Under the amended rules, however, if an exempt transaction involves a related party, the subsequent transaction with a third party will (newly) be reportable. This obligation applies regardless of whether the assets of the Manager are affected and regardless of whether the transaction is carried out with or without the significant influence of the Manager. In such cases, the reporting obligation remains with the Manager. It is also recommended that both the subsequent and the original exempt transaction be described in the respective disclosure. It follows that in order to ensure compliance, the relevant Manager may need to oblige the related party to communicate any subsequent third-party transaction.
Some duties that were already part of SER's practice are now explicitly laid down in the SER-regulations.
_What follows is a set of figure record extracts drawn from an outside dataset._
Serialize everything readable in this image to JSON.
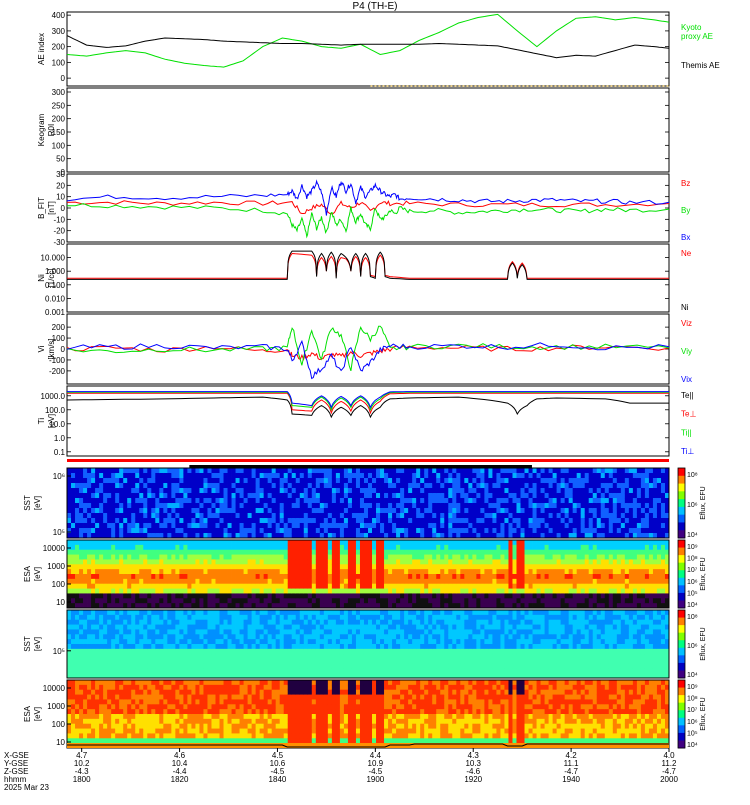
{
  "title": "P4 (TH-E)",
  "colors": {
    "frame": "#000000",
    "green": "#00e000",
    "red": "#ff0000",
    "blue": "#0000ff",
    "orange": "#d4a017"
  },
  "time_axis": {
    "range": [
      "17:57",
      "20:00"
    ],
    "ticks": [
      {
        "time": "1800",
        "xgse": "4.7",
        "ygse": "10.2",
        "zgse": "-4.3"
      },
      {
        "time": "1820",
        "xgse": "4.6",
        "ygse": "10.4",
        "zgse": "-4.4"
      },
      {
        "time": "1840",
        "xgse": "4.5",
        "ygse": "10.6",
        "zgse": "-4.5"
      },
      {
        "time": "1900",
        "xgse": "4.4",
        "ygse": "10.9",
        "zgse": "-4.5"
      },
      {
        "time": "1920",
        "xgse": "4.3",
        "ygse": "10.3",
        "zgse": "-4.6"
      },
      {
        "time": "1940",
        "xgse": "4.2",
        "ygse": "11.1",
        "zgse": "-4.7"
      },
      {
        "time": "2000",
        "xgse": "4.0",
        "ygse": "11.2",
        "zgse": "-4.7"
      }
    ],
    "row_labels": [
      "X-GSE",
      "Y-GSE",
      "Z-GSE",
      "hhmm"
    ],
    "date": "2025 Mar 23"
  },
  "chart_data": [
    {
      "type": "line",
      "name": "ae",
      "ylabel": "AE index",
      "ylim": [
        -50,
        420
      ],
      "yticks": [
        0,
        100,
        200,
        300,
        400
      ],
      "tick_labels": [
        "0",
        "100",
        "200",
        "300",
        "400"
      ],
      "series": [
        {
          "name": "Kyoto proxy AE",
          "label_lines": [
            "Kyoto",
            "proxy AE"
          ],
          "color": "#00e000",
          "x": [
            0,
            4,
            8,
            12,
            16,
            20,
            24,
            28,
            32,
            36,
            40,
            44,
            48,
            52,
            56,
            60,
            64,
            68,
            72,
            76,
            80,
            84,
            88,
            92,
            96,
            100,
            104,
            108,
            112,
            116,
            120,
            123
          ],
          "y": [
            150,
            140,
            160,
            175,
            160,
            120,
            95,
            80,
            70,
            110,
            200,
            255,
            235,
            200,
            190,
            215,
            150,
            175,
            240,
            290,
            350,
            385,
            405,
            300,
            200,
            300,
            380,
            390,
            370,
            385,
            370,
            355
          ]
        },
        {
          "name": "Themis AE",
          "label_lines": [
            "Themis AE"
          ],
          "color": "#000000",
          "x": [
            0,
            4,
            8,
            12,
            16,
            20,
            24,
            28,
            32,
            36,
            40,
            44,
            48,
            52,
            56,
            60,
            64,
            68,
            72,
            76,
            80,
            84,
            88,
            92,
            96,
            100,
            104,
            108,
            112,
            116,
            120,
            123
          ],
          "y": [
            270,
            210,
            195,
            205,
            235,
            255,
            250,
            245,
            235,
            230,
            225,
            220,
            220,
            215,
            210,
            215,
            215,
            215,
            215,
            220,
            215,
            210,
            205,
            180,
            155,
            130,
            145,
            140,
            175,
            210,
            200,
            190
          ]
        }
      ]
    },
    {
      "type": "line",
      "name": "keogram",
      "ylabel": "Keogram",
      "ylabel2": "R0I",
      "ylim": [
        0,
        315
      ],
      "yticks": [
        0,
        50,
        100,
        150,
        200,
        250,
        300
      ],
      "tick_labels": [
        "0",
        "50",
        "100",
        "150",
        "200",
        "250",
        "300"
      ],
      "series": []
    },
    {
      "type": "line",
      "name": "bfield",
      "ylabel": "B_FIT",
      "ylabel2": "[nT]",
      "ylim": [
        -30,
        30
      ],
      "yticks": [
        -30,
        -20,
        -10,
        0,
        10,
        20,
        30
      ],
      "tick_labels": [
        "-30",
        "-20",
        "-10",
        "0",
        "10",
        "20",
        "30"
      ],
      "series": [
        {
          "name": "Bz",
          "color": "#ff0000",
          "x": [
            0,
            10,
            20,
            30,
            40,
            46,
            48,
            50,
            52,
            54,
            56,
            58,
            60,
            62,
            64,
            66,
            70,
            80,
            90,
            100,
            110,
            123
          ],
          "y": [
            5,
            5,
            4,
            5,
            4,
            5,
            -5,
            0,
            3,
            -5,
            4,
            0,
            5,
            -3,
            5,
            4,
            4,
            3,
            3,
            3,
            3,
            4
          ]
        },
        {
          "name": "By",
          "color": "#00e000",
          "x": [
            0,
            10,
            20,
            30,
            40,
            45,
            46,
            47,
            48,
            49,
            50,
            51,
            52,
            53,
            54,
            55,
            56,
            57,
            58,
            59,
            60,
            61,
            62,
            63,
            64,
            65,
            66,
            67,
            68,
            70,
            75,
            80,
            85,
            90,
            95,
            100,
            105,
            110,
            115,
            123
          ],
          "y": [
            3,
            2,
            1,
            0,
            -2,
            -5,
            -15,
            -20,
            -10,
            -25,
            -5,
            -18,
            -8,
            -22,
            -3,
            -15,
            -10,
            -20,
            0,
            -12,
            -5,
            -15,
            -18,
            0,
            -10,
            -8,
            -2,
            -5,
            0,
            -3,
            -2,
            -4,
            -3,
            -2,
            -1,
            -2,
            -3,
            -1,
            -2,
            -1
          ]
        },
        {
          "name": "Bx",
          "color": "#0000ff",
          "x": [
            0,
            10,
            20,
            30,
            40,
            45,
            46,
            47,
            48,
            49,
            50,
            51,
            52,
            53,
            54,
            55,
            56,
            57,
            58,
            59,
            60,
            61,
            62,
            63,
            64,
            65,
            66,
            67,
            68,
            70,
            75,
            80,
            85,
            90,
            95,
            100,
            105,
            110,
            115,
            123
          ],
          "y": [
            8,
            10,
            9,
            10,
            11,
            12,
            15,
            8,
            20,
            10,
            15,
            22,
            14,
            -5,
            18,
            10,
            24,
            15,
            22,
            5,
            18,
            10,
            15,
            20,
            15,
            12,
            10,
            12,
            8,
            9,
            8,
            7,
            6,
            6,
            7,
            7,
            6,
            6,
            5,
            5
          ]
        }
      ]
    },
    {
      "type": "line",
      "name": "density",
      "ylabel": "Ni",
      "ylabel2": "[1/cc]",
      "scale": "log",
      "ylim": [
        0.001,
        100
      ],
      "yticks": [
        0.001,
        0.01,
        0.1,
        1,
        10
      ],
      "tick_labels": [
        "0.001",
        "0.010",
        "0.100",
        "1.000",
        "10.000"
      ],
      "series": [
        {
          "name": "Ne",
          "color": "#ff0000",
          "x": [
            0,
            20,
            40,
            45,
            46,
            50,
            51,
            52,
            53,
            54,
            55,
            56,
            57,
            58,
            59,
            60,
            61,
            62,
            63,
            64,
            65,
            66,
            70,
            80,
            90,
            91,
            92,
            93,
            94,
            95,
            100,
            110,
            123
          ],
          "y": [
            0.3,
            0.3,
            0.3,
            0.3,
            20,
            15,
            0.5,
            10,
            1,
            12,
            0.4,
            10,
            8,
            1,
            12,
            0.5,
            10,
            0.5,
            0.4,
            15,
            0.5,
            0.4,
            0.3,
            0.3,
            0.3,
            5,
            0.4,
            4,
            0.3,
            0.3,
            0.3,
            0.3,
            0.3
          ]
        },
        {
          "name": "Ni",
          "color": "#000000",
          "x": [
            0,
            20,
            40,
            45,
            46,
            50,
            51,
            52,
            53,
            54,
            55,
            56,
            57,
            58,
            59,
            60,
            61,
            62,
            63,
            64,
            65,
            66,
            70,
            80,
            90,
            91,
            92,
            93,
            94,
            95,
            100,
            110,
            123
          ],
          "y": [
            0.25,
            0.25,
            0.25,
            0.25,
            30,
            30,
            0.4,
            20,
            1,
            25,
            0.3,
            20,
            10,
            1,
            20,
            0.4,
            20,
            0.4,
            0.3,
            25,
            0.4,
            0.3,
            0.25,
            0.25,
            0.25,
            4,
            0.3,
            3,
            0.25,
            0.25,
            0.25,
            0.25,
            0.25
          ]
        }
      ]
    },
    {
      "type": "line",
      "name": "velocity",
      "ylabel": "Vi",
      "ylabel2": "[km/s]",
      "ylim": [
        -320,
        320
      ],
      "yticks": [
        -200,
        -100,
        0,
        100,
        200
      ],
      "tick_labels": [
        "-200",
        "-100",
        "0",
        "100",
        "200"
      ],
      "series": [
        {
          "name": "Viz",
          "color": "#ff0000",
          "x": [
            0,
            10,
            20,
            30,
            40,
            45,
            46,
            48,
            50,
            52,
            54,
            56,
            58,
            60,
            62,
            64,
            66,
            70,
            80,
            90,
            100,
            110,
            123
          ],
          "y": [
            0,
            10,
            -10,
            20,
            -20,
            0,
            -60,
            -80,
            -40,
            -90,
            -50,
            -70,
            -30,
            -60,
            -40,
            -20,
            0,
            20,
            10,
            0,
            10,
            20,
            10
          ]
        },
        {
          "name": "Viy",
          "color": "#00e000",
          "x": [
            0,
            10,
            20,
            30,
            40,
            45,
            46,
            48,
            50,
            52,
            54,
            56,
            58,
            60,
            62,
            64,
            66,
            70,
            80,
            90,
            100,
            110,
            123
          ],
          "y": [
            -10,
            -20,
            0,
            -10,
            0,
            10,
            210,
            -150,
            180,
            -100,
            200,
            120,
            -180,
            200,
            90,
            210,
            0,
            20,
            30,
            20,
            20,
            20,
            10
          ]
        },
        {
          "name": "Vix",
          "color": "#0000ff",
          "x": [
            0,
            10,
            20,
            30,
            40,
            45,
            46,
            48,
            50,
            52,
            54,
            56,
            58,
            60,
            62,
            64,
            66,
            70,
            80,
            90,
            100,
            110,
            123
          ],
          "y": [
            10,
            20,
            30,
            10,
            20,
            0,
            -100,
            50,
            -250,
            -180,
            -60,
            -220,
            30,
            -200,
            -120,
            -10,
            30,
            20,
            30,
            20,
            40,
            10,
            20
          ]
        }
      ]
    },
    {
      "type": "line",
      "name": "temperature",
      "ylabel": "Ti",
      "ylabel2": "[eV]",
      "scale": "log",
      "ylim": [
        0.05,
        5000
      ],
      "yticks": [
        0.1,
        1,
        10,
        100,
        1000
      ],
      "tick_labels": [
        "0.1",
        "1.0",
        "10.0",
        "100.0",
        "1000.0"
      ],
      "series": [
        {
          "name": "Te||",
          "color": "#000000",
          "x": [
            0,
            10,
            20,
            30,
            40,
            45,
            46,
            50,
            52,
            54,
            56,
            58,
            60,
            62,
            64,
            66,
            70,
            80,
            90,
            92,
            94,
            96,
            100,
            110,
            115,
            123
          ],
          "y": [
            500,
            550,
            600,
            700,
            800,
            500,
            50,
            40,
            200,
            30,
            150,
            40,
            200,
            30,
            150,
            600,
            700,
            800,
            300,
            50,
            200,
            600,
            700,
            600,
            300,
            300
          ]
        },
        {
          "name": "Te⊥",
          "color": "#ff0000",
          "x": [
            0,
            40,
            45,
            46,
            50,
            52,
            54,
            56,
            58,
            60,
            62,
            64,
            66,
            70,
            123
          ],
          "y": [
            1500,
            1500,
            1500,
            100,
            80,
            500,
            60,
            400,
            80,
            500,
            60,
            400,
            1400,
            1500,
            1500
          ]
        },
        {
          "name": "Ti||",
          "color": "#00e000",
          "x": [
            0,
            40,
            45,
            46,
            50,
            52,
            54,
            56,
            58,
            60,
            62,
            64,
            66,
            70,
            123
          ],
          "y": [
            1800,
            1800,
            1800,
            200,
            150,
            800,
            100,
            700,
            150,
            800,
            100,
            600,
            1700,
            1800,
            1800
          ]
        },
        {
          "name": "Ti⊥",
          "color": "#0000ff",
          "x": [
            0,
            40,
            45,
            46,
            50,
            52,
            54,
            56,
            58,
            60,
            62,
            64,
            66,
            70,
            123
          ],
          "y": [
            2000,
            2000,
            2000,
            300,
            200,
            1000,
            150,
            900,
            200,
            1000,
            150,
            800,
            1900,
            2000,
            2000
          ]
        }
      ]
    },
    {
      "type": "heatmap",
      "name": "sst-electrons",
      "ylabel": "SST",
      "ylabel2": "[eV]",
      "tick_labels": [
        "10⁶",
        "10⁵"
      ],
      "colorbar_label": "Eflux, EFU",
      "colorbar_ticks": [
        "10⁸",
        "10⁶",
        "10⁴"
      ],
      "palette": [
        "#0000c8",
        "#1060ff",
        "#00b0ff"
      ]
    },
    {
      "type": "heatmap",
      "name": "esa-electrons",
      "ylabel": "ESA",
      "ylabel2": "[eV]",
      "tick_labels": [
        "10000",
        "1000",
        "100",
        "10"
      ],
      "colorbar_label": "Eflux, EFU",
      "colorbar_ticks": [
        "10⁹",
        "10⁸",
        "10⁷",
        "10⁶",
        "10⁵",
        "10⁴"
      ],
      "palette": [
        "#00d0ff",
        "#40ff80",
        "#a0ff40",
        "#ffe000",
        "#ff8000",
        "#ff2000"
      ]
    },
    {
      "type": "heatmap",
      "name": "sst-ions",
      "ylabel": "SST",
      "ylabel2": "[eV]",
      "tick_labels": [
        "10⁵"
      ],
      "colorbar_label": "Eflux, EFU",
      "colorbar_ticks": [
        "10⁸",
        "10⁶",
        "10⁴"
      ],
      "palette": [
        "#0090ff",
        "#00c8ff",
        "#40ffb0"
      ]
    },
    {
      "type": "heatmap",
      "name": "esa-ions",
      "ylabel": "ESA",
      "ylabel2": "[eV]",
      "tick_labels": [
        "10000",
        "1000",
        "100",
        "10"
      ],
      "colorbar_label": "Eflux, EFU",
      "colorbar_ticks": [
        "10⁹",
        "10⁸",
        "10⁷",
        "10⁶",
        "10⁵",
        "10⁴"
      ],
      "palette": [
        "#00d0ff",
        "#40ff80",
        "#ffe000",
        "#ff8000",
        "#ff3000"
      ]
    }
  ]
}
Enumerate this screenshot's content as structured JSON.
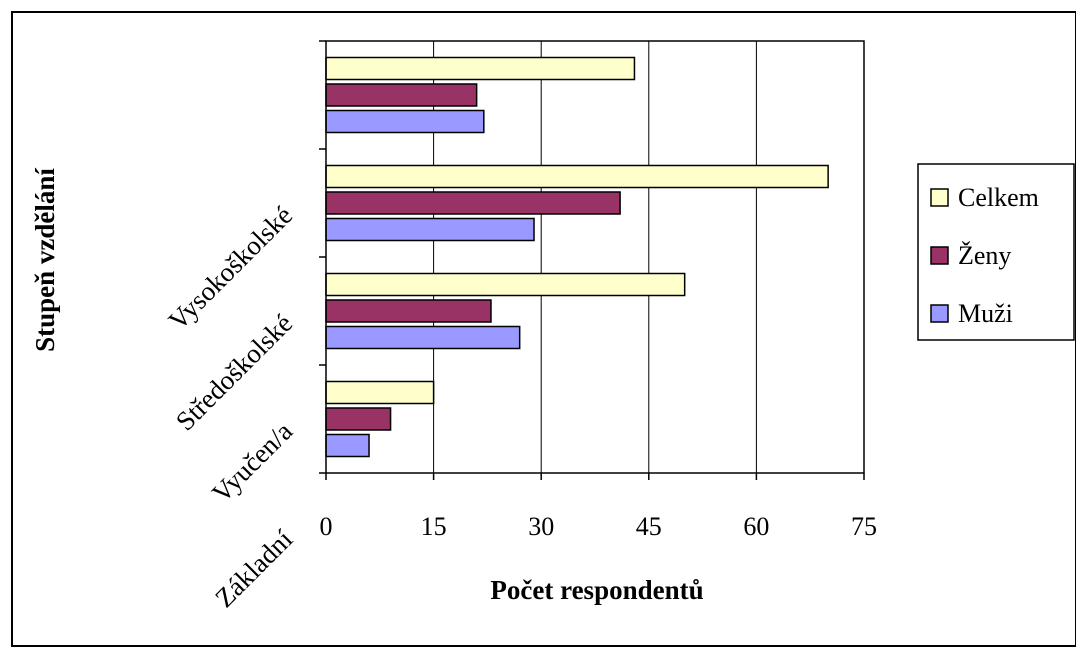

They include the obligation to comprehensively disclose both, transactions in listed and unlisted securities (if any) if at least one category of the issuer's equity securities is listed. Specific guidance is now also provided on (i) the details required for the reporting of transactions in non-listed conversion or purchase rights and (ii) the methodology for calculating the total value of a transaction. Furthermore, SER explicitly introduces an obligation to immediately correct notifications if a previous notification turns out to be incorrect. In order to comply with this obligation, issuers will also need to instruct their Managers to inform them without delay of any errors identified in previous transactions notifications.
Incorporation of revised SIX-Rules / training as a tool for compliance
By 1 February 2024, the effective date of the revised SIX rules, SIX-listed companies and their boards and executive management will need to know, apply and incorporate the revised SIX-rules into their internal management transactions regulations / policies.
Keeping in mind that SER does not consider the mere distribution of written rules and guidelines management transactions to be a sufficient means to ensure compliance in this area, the revision of the SER framework on management transactions could also serve as a welcome opportunity to (re-)train board members and executive managers on their continuing and new duties under the SIX rules.
Changes to Ad hoc publicity rules
As a rule, SIX-listed issuers must inform the market of any price-sensitive facts which have arisen in its sphere of activity, meaning whose disclosure is capable of triggering a significant change in market prices. Whether to disclose a fact by means of an ad hoc announcement has generally to be determined on a case-by-case basis by the issuer.
Exceptions are annual and interim financial reports, which are currently treated as per se price-sensitive. As from 1 February 2024 only annual and interim financial reports of issuers with equity securities primary-listed on the SIX Swiss Exchange shall continue to be per se price-sensitive and thus be published via ad hoc announcement. Consequently, issuers of bonds or other debt instruments (without primary-listed equity securities) are no longer subject to a per se obligation but may decide on a case by case basis whether to publish their financial reports via ad hoc announcement or by simple press release.